Agora percebe-se que, para além disto tudo, os barcos não foram feitos para estas águas. Ou seja, mesmo quando houver baterias, cais de carregamento licenciados e ligação à rede eléctrica, os barcos não vão ter grande serventia.

É uma pena, porque são embarcações muito bonitas e amigas do ambiente. Basta consultar a página da Transtejo, que não consegue esconder o entusiasmo com o que significa esta mudança. Segundo a empresa, “o plano de renovação da frota Transtejo é uma decisão de um alcance estratégico inquestionável para toda a Área Metropolitana de Lisboa”. E o termo é mesmo esse: “inquestionável”, porque vê-se que, antes de avançar, ninguém fez a pergunta básica: “Estes barcos dão para aqui?”

No entanto, até ao dia de hoje, o sucesso da passagem da frota para 100% eléctrica ainda não é total. De acordo com Transtejo, nem todos os principais objetivos ainda não foram cumpridos:

1) Eliminar a emissão de C02 no Transporte Público – até agora não foi conseguido: com a supressão de viagens, os passageiros ficam no cais a bufar, um tipo de respiração que emite muito mais dióxido de carbono;

2) Incrementar significativamente a qualidade do serviço prestado nas ligações fluviais de Cacilhas, Montijo e Seixal – aqui julgo que há um erro ortográfico: escreveram “incrementar” em vez de “excrementar”;

3) Melhorar a experiência da viagem fluvial – este objectivo foi alcançado com mestria: como é que se melhora o que não existe? Continuando a não existir, mas pagando mais caro;

4) Elevar os atuais padrões de comodidade, conforto e segurança – objectivo cumprido a 50%: estar horas em pé à espera do cacilheiro não é confortável, mas é muito mais seguro. Impossível naufragar;

5) Reduzir os atuais custos de manutenção – este objectivo foi ultrapassado. Se os barcos não navegam, não se gastam. Logo não necessitam de manutenção.

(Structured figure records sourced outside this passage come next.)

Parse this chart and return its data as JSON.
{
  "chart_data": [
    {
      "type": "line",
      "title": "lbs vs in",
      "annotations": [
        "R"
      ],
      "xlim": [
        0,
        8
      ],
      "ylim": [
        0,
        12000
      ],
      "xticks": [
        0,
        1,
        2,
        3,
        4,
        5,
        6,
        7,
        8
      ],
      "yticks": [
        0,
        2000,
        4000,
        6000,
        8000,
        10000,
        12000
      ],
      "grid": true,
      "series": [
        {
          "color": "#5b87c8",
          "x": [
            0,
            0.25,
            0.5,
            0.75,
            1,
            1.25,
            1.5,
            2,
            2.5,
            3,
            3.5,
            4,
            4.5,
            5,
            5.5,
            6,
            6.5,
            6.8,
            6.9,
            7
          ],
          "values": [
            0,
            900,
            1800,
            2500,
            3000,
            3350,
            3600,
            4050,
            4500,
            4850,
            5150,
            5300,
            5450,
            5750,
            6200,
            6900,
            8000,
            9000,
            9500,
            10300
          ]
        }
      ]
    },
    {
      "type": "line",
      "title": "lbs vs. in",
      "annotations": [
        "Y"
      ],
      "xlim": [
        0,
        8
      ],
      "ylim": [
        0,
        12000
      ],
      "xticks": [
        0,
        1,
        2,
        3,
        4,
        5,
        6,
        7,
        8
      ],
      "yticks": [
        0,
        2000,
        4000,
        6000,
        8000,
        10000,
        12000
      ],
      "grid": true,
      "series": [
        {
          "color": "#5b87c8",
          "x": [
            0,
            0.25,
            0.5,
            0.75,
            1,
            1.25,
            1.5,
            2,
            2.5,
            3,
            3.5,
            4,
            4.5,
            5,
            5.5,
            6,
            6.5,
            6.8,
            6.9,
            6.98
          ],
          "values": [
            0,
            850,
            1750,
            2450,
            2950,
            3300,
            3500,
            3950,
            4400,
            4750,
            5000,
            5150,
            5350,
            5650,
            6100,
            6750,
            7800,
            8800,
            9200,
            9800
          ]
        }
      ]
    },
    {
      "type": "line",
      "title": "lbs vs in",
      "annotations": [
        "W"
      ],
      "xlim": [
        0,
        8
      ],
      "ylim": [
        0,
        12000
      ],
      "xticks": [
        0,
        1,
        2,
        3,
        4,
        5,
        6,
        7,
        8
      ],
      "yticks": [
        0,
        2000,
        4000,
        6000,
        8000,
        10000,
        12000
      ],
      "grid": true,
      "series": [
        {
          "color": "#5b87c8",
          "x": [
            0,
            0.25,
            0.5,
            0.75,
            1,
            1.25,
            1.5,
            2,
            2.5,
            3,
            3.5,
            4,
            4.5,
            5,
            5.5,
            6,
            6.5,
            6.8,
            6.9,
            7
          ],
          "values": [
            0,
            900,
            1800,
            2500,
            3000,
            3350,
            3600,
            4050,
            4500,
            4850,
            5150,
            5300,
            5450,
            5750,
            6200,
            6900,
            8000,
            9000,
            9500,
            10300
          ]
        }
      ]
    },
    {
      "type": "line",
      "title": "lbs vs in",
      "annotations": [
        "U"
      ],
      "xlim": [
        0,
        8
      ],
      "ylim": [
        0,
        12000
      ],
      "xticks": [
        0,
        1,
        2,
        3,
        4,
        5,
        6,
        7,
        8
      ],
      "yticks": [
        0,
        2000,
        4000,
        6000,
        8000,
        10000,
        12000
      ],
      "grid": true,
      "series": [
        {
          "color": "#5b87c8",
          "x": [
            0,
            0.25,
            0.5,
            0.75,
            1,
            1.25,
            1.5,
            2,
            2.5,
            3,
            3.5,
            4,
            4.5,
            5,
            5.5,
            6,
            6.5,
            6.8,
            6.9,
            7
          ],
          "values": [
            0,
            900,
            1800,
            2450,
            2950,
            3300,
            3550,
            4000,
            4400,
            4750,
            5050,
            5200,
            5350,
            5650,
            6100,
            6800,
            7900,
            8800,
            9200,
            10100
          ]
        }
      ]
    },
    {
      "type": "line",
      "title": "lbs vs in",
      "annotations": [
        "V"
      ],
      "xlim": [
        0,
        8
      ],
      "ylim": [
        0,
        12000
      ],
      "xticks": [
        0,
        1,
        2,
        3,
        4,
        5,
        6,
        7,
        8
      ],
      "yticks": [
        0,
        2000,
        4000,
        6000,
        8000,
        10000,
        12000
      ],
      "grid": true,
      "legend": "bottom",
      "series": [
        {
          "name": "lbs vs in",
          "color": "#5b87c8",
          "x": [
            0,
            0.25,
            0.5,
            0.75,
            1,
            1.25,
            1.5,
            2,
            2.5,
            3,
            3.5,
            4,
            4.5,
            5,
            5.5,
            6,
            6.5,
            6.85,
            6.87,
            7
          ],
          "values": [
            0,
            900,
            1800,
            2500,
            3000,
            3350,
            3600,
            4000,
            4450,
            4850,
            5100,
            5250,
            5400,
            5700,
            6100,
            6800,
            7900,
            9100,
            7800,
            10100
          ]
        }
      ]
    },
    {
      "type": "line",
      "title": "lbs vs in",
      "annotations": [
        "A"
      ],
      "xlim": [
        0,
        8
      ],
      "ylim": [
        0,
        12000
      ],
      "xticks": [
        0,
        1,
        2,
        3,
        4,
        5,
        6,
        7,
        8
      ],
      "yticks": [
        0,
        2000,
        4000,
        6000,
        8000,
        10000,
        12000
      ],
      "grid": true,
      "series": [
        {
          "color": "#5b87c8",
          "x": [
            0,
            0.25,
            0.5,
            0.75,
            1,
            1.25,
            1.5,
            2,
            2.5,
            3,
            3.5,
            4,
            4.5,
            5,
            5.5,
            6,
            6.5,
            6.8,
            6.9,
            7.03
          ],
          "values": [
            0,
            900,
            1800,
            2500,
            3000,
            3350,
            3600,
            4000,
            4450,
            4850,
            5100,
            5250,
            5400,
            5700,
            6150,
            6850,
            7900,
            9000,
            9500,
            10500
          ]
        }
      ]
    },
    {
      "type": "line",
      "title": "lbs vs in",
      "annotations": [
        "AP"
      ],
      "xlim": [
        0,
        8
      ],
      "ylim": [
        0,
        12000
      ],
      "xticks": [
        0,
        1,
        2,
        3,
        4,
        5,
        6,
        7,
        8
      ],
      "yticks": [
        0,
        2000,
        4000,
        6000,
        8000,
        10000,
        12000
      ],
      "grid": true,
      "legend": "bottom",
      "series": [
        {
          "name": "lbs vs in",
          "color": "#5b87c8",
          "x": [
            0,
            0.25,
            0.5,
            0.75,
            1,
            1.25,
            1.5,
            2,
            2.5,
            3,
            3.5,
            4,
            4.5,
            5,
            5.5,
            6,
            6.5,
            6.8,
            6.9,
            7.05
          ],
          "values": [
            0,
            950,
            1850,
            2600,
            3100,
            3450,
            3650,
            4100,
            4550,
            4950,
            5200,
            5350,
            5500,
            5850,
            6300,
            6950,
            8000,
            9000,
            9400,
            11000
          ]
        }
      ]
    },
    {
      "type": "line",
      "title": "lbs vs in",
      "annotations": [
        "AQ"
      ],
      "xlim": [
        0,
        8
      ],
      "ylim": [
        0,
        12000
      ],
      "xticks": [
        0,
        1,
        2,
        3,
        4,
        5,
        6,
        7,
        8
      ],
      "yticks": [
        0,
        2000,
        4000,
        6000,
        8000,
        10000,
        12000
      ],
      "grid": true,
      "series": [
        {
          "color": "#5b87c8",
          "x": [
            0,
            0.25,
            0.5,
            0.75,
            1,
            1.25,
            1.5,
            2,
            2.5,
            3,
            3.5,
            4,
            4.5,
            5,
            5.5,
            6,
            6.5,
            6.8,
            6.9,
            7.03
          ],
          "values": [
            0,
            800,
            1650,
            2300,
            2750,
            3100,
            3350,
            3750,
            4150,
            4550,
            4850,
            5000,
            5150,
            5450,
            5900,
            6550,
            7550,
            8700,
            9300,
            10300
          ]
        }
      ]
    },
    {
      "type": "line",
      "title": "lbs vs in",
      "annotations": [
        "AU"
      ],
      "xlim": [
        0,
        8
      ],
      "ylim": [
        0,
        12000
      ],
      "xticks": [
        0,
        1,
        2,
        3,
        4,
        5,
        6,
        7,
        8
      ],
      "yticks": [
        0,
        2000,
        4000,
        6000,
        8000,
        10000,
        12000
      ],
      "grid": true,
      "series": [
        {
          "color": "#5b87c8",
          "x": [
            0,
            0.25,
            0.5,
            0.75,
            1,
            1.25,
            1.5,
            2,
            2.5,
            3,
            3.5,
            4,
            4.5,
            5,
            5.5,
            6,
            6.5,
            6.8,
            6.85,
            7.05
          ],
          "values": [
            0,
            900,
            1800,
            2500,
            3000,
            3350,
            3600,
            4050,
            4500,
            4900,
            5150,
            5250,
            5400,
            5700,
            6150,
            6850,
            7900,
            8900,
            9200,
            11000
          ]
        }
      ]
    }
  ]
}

Onde a Transtejo marca pontos é na comunicação e imagem. Para mostrar a sustentabilidade da nova frota e a sua ligação à natureza, cada barco foi crismado com nomes de aves autóctones. Temos a cegonha, a garça, o flamingo e o íbis, entre outras. Porém, conspícua pela sua ausência, está a ave que, nestes casos de prodigalidade com dinheiros públicos, assume sempre o maior destaque: o pato. O que não se entende, pois é quase símbolo nacional. Pelos últimos censos, há cerca de 10 milhões no país.

Há uma segunda ave que também merecia honras de baptismo, devido à motivação de todos os que, pela sua vontade de parecer bem, contribuíram para esta medida: o pavão. Ou, em alternativa, por agora estarem à assobiar para o ar como se não fosse nada com eles, o canário.

Este caso tem o potencial de ser o maior escândalo financeiro em Portugal com barcos eléctricos. Ou, quando o primeiro navio naufragar por causa de uma ondinha mais forte, o segundo maior escândalo financeiro em Portugal com submarinos.